Allen’s high profile was a boon for UW

by Lew Freedman of Cody Enterprise
Who wouldn’t want a $159 million free gift?

The debate over the compatibility of the mission of colleges educating their students balanced with the value of intercollegiate athletics has pretty much gone on for a century or more.

Is it worth it? That has long been a question that trails the cost of college sports, whether it is at the University of Wyoming or elsewhere.

When people hear “Harvard” they think academics. When people hear “Alabama” they think college football championships.

There are hundreds of colleges in the middle that compete in intercollegiate sports. For every NCAA Division I school there are way more Division II and Division III, NAIA members and junior colleges. In theory, the mission of all is to stress education.

A Division I playing commitment, especially in football and basketball, is expensive. Scholarships, equipment and travel all add up.

The University of Wyoming is not a superpower, but it is an institution that cares about sports and has a statewide constituency.

For this school year, from the beginning of fall practice through the National Football League draft and slightly beyond in May, the school hired a Michigan-based research company to monitor the “media exposure valuation” of the football program.

The conclusion was that Cowboy football generated $159 million worth of value through publicity, or basically free advertising. That is an impressive dollar number for a team that plays in the Mountain West Conference, finished 8-5, and competed in the Famous Idaho Potato Bowl in the postseason.

It’s hard to imagine what kind of return is produced by a team in the Southeastern Conference that finished 11-2, is on national television constantly, and went to the Sugar Bowl.

One special thing Wyoming had going for it this season was quarterback Josh Allen’s profile as a potential No. 1 draft pick by a pro team.
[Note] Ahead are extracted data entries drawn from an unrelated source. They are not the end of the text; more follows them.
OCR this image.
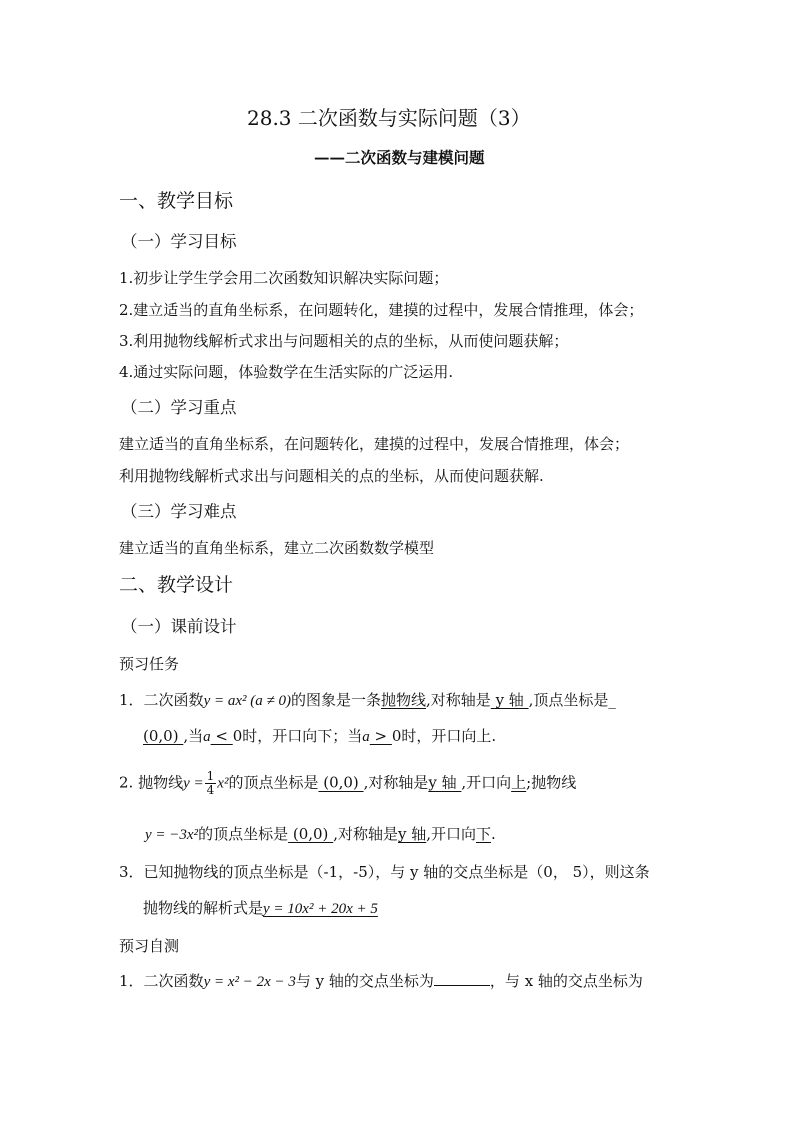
28.3 二次函数与实际问题（3）
——二次函数与建模问题
一、教学目标
（一）学习目标
1.初步让学生学会用二次函数知识解决实际问题；
2.建立适当的直角坐标系，在问题转化，建摸的过程中，发展合情推理，体会；
3.利用抛物线解析式求出与问题相关的点的坐标，从而使问题获解；
4.通过实际问题，体验数学在生活实际的广泛运用.
（二）学习重点
建立适当的直角坐标系，在问题转化，建摸的过程中，发展合情推理，体会；
利用抛物线解析式求出与问题相关的点的坐标，从而使问题获解.
（三）学习难点
建立适当的直角坐标系，建立二次函数数学模型
二、教学设计
（一）课前设计
预习任务
1．二次函数y = ax² (a ≠ 0)的图象是一条抛物线,对称轴是 y 轴 ,顶点坐标是_
(0,0) ,当a < 0时，开口向下；当a > 0时，开口向上.
2. 抛物线$y = \frac{1}{4} x^2$的顶点坐标是 (0,0) ,对称轴是y 轴 ,开口向上;抛物线
y = −3x²的顶点坐标是 (0,0) ,对称轴是y 轴,开口向下.
3．已知抛物线的顶点坐标是（-1，-5），与 y 轴的交点坐标是（0， 5），则这条
抛物线的解析式是y = 10x² + 20x + 5
预习自测
1．二次函数y = x² − 2x − 3与 y 轴的交点坐标为	，与 x 轴的交点坐标为
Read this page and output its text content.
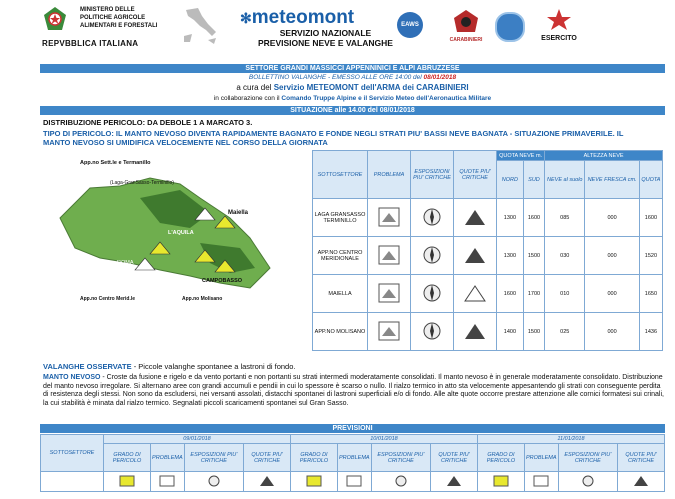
MINISTERO DELLE
POLITICHE AGRICOLE
ALIMENTARI E FORESTALI
REPVBBLICA ITALIANA
✻meteomont
SERVIZIO NAZIONALE
PREVISIONE NEVE E VALANGHE
EAWS
CARABINIERI	ESERCITO
SETTORE GRANDI MASSICCI APPENNINICI E ALPI ABRUZZESE
BOLLETTINO VALANGHE - EMESSO ALLE ORE 14:00 del 08/01/2018
a cura del Servizio METEOMONT dell'ARMA dei CARABINIERI
in collaborazione con il Comando Truppe Alpine e il Servizio Meteo dell'Aeronautica Militare
SITUAZIONE alle 14.00 del 08/01/2018
DISTRIBUZIONE PERICOLO: DA DEBOLE 1 A MARCATO 3.
TIPO DI PERICOLO: IL MANTO NEVOSO DIVENTA RAPIDAMENTE BAGNATO E FONDE NEGLI STRATI PIU' BASSI NEVE BAGNATA - SITUAZIONE PRIMAVERILE. IL MANTO NEVOSO SI UMIDIFICA VELOCEMENTE NEL CORSO DELLA GIORNATA
App.no Sett.le e Termanillo
(Laga-GranSasso-Terminillo)
Maiella
L'AQUILA
ROMA
CAMPOBASSO
App.no Centro Merid.le	App.no Molisano
SOTTOSETTORE	PROBLEMA	ESPOSIZIONI PIU' CRITICHE	QUOTE PIU' CRITICHE	QUOTA NEVE m.		ALTEZZA NEVE		
				NORD	SUD	NEVE al suolo	NEVE FRESCA cm.	QUOTA
LAGA GRANSASSO TERMINILLO				1300	1600	085	000	1600
APP.NO CENTRO MERIDIONALE				1300	1500	030	000	1520
MAIELLA				1600	1700	010	000	1650
APP.NO MOLISANO				1400	1500	025	000	1436
VALANGHE OSSERVATE - Piccole valanghe spontanee a lastroni di fondo.
MANTO NEVOSO - Croste da fusione e rigelo e da vento portanti e non portanti su strati intermedi moderatamente consolidati. Il manto nevoso è in generale moderatamente consolidato. Distribuzione del manto nevoso irregolare. Si alternano aree con grandi accumuli e pendii in cui lo spessore è scarso o nullo. Il rialzo termico in atto sta velocemente appesantendo gli strati con conseguente perdita di resistenza degli stessi. Non sono da escludersi, nei versanti assolati, distacchi spontanei di lastroni superficiali e/o di fondo. Alle alte quote occorre prestare attenzione alle cornici formatesi sui crinali, la cui stabilità è minata dal rialzo termico. Segnalati piccoli scaricamenti spontanei sul Gran Sasso.
PREVISIONI
SOTTOSETTORE	09/01/2018				10/01/2018				11/01/2018			
	GRADO DI PERICOLO	PROBLEMA	ESPOSIZIONI PIU' CRITICHE	QUOTE PIU' CRITICHE	GRADO DI PERICOLO	PROBLEMA	ESPOSIZIONI PIU' CRITICHE	QUOTE PIU' CRITICHE	GRADO DI PERICOLO	PROBLEMA	ESPOSIZIONI PIU' CRITICHE	QUOTE PIU' CRITICHE
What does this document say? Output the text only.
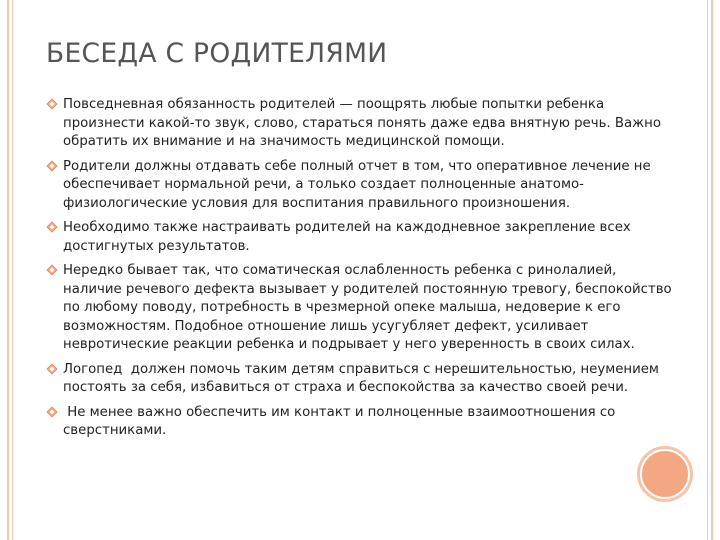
БЕСЕДА С РОДИТЕЛЯМИ
Повседневная обязанность родителей — поощрять любые попытки ребенка произнести какой-то звук, слово, стараться понять даже едва внятную речь. Важно обратить их внимание и на значимость медицинской помощи.
Родители должны отдавать себе полный отчет в том, что оперативное лечение не обеспечивает нормальной речи, а только создает полноценные анатомо-физиологические условия для воспитания правильного произношения.
Необходимо также настраивать родителей на каждодневное закрепление всех достигнутых результатов.
Нередко бывает так, что соматическая ослабленность ребенка с ринолалией, наличие речевого дефекта вызывает у родителей постоянную тревогу, беспокойство по любому поводу, потребность в чрезмерной опеке малыша, недоверие к его возможностям. Подобное отношение лишь усугубляет дефект, усиливает невротические реакции ребенка и подрывает у него уверенность в своих силах.
Логопед  должен помочь таким детям справиться с нерешительностью, неумением постоять за себя, избавиться от страха и беспокойства за качество своей речи.
Не менее важно обеспечить им контакт и полноценные взаимоотношения со сверстниками.
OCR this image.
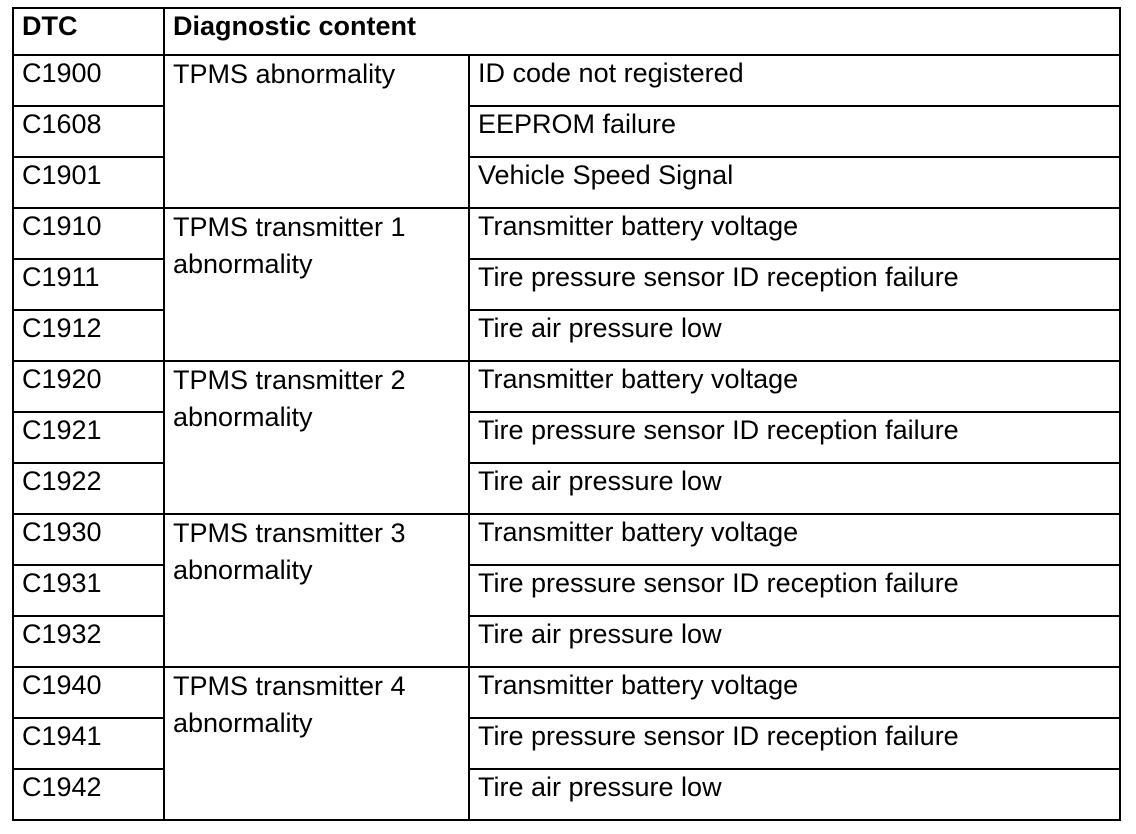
DTC	Diagnostic content	
C1900	TPMS abnormality	ID code not registered
C1608		EEPROM failure
C1901		Vehicle Speed Signal
C1910	TPMS transmitter 1 abnormality	Transmitter battery voltage
C1911		Tire pressure sensor ID reception failure
C1912		Tire air pressure low
C1920	TPMS transmitter 2 abnormality	Transmitter battery voltage
C1921		Tire pressure sensor ID reception failure
C1922		Tire air pressure low
C1930	TPMS transmitter 3 abnormality	Transmitter battery voltage
C1931		Tire pressure sensor ID reception failure
C1932		Tire air pressure low
C1940	TPMS transmitter 4 abnormality	Transmitter battery voltage
C1941		Tire pressure sensor ID reception failure
C1942		Tire air pressure low
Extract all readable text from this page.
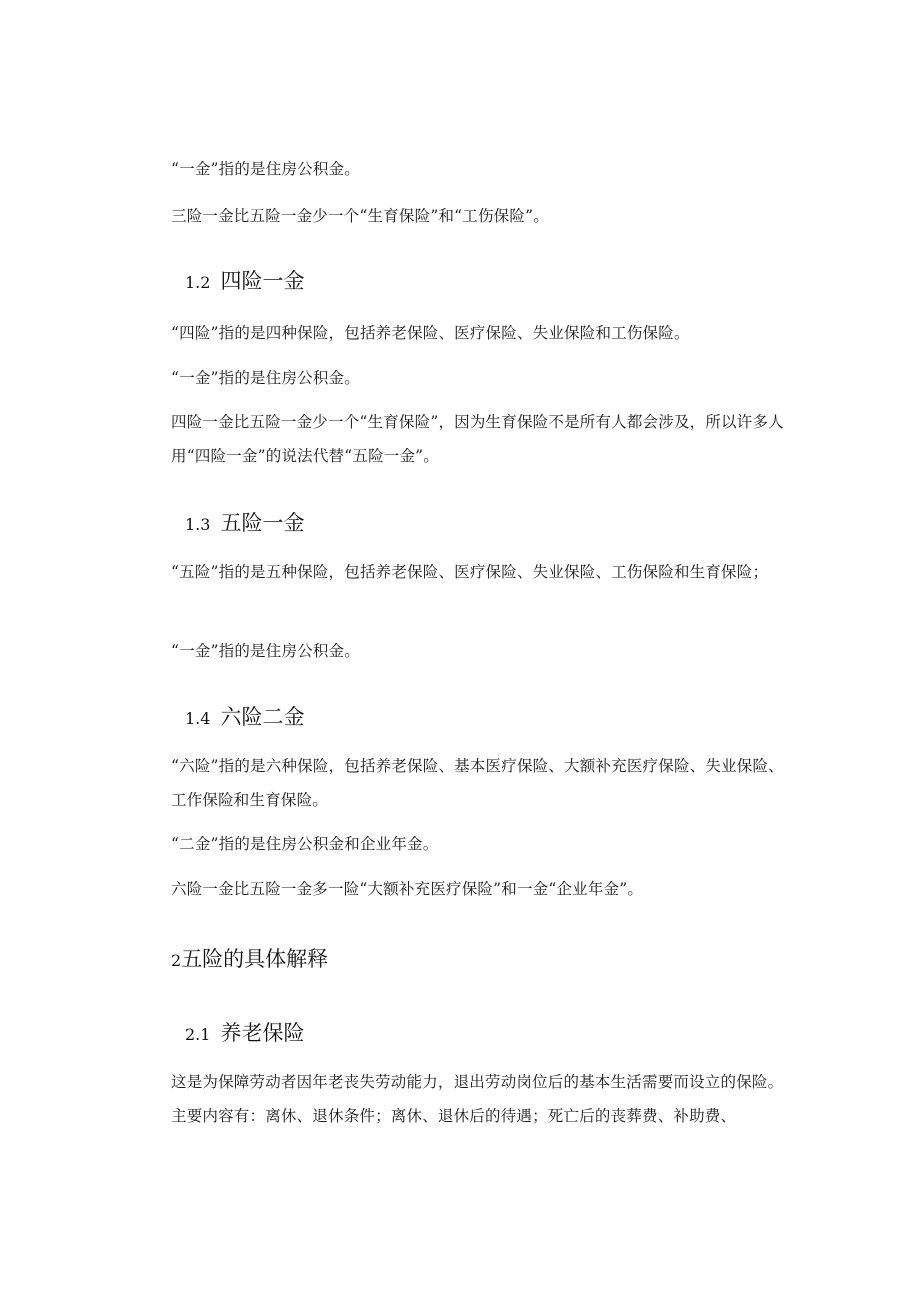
“一金”指的是住房公积金。

三险一金比五险一金少一个“生育保险”和“工伤保险”。

1.2 四险一金

“四险”指的是四种保险，包括养老保险、医疗保险、失业保险和工伤保险。

“一金”指的是住房公积金。

四险一金比五险一金少一个“生育保险”，因为生育保险不是所有人都会涉及，所以许多人用“四险一金”的说法代替“五险一金”。

1.3 五险一金

“五险”指的是五种保险，包括养老保险、医疗保险、失业保险、工伤保险和生育保险；

“一金”指的是住房公积金。

1.4 六险二金

“六险”指的是六种保险，包括养老保险、基本医疗保险、大额补充医疗保险、失业保险、工作保险和生育保险。

“二金”指的是住房公积金和企业年金。

六险一金比五险一金多一险“大额补充医疗保险”和一金“企业年金”。

2五险的具体解释
2.1 养老保险

这是为保障劳动者因年老丧失劳动能力，退出劳动岗位后的基本生活需要而设立的保险。主要内容有：离休、退休条件；离休、退休后的待遇；死亡后的丧葬费、补助费、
Allen, the Cowboys and UW received tons of attention related to that.

The study was performed by Joyce Julius & Associates, Inc., of Ann Arbor, Mich., checking out TV news coverage, print articles, and social media and internet coverage.

All of it was a boon to the university, though Allen’s situation is hardly to be underestimated. Through Jan. 1, when the playing season was over, the value of exposure was placed at $46.2 million. That was around one-third of the total.

The next several months of benefit pretty much accrued from the attention heaped on Allen. Where would he taken in the NFL draft? What team would choose him?

Allen was selected by the Buffalo Bills with the seventh overall pick during the April 26-28 draft. The exposure valuation was tracked for an additional two weeks afterwards.

“The benefits of successful athletics programs and the exposure they attract has been shown to improve overall student recruitment on college campuses across the country, increase alumni support and enhance fundraising,” the university stated.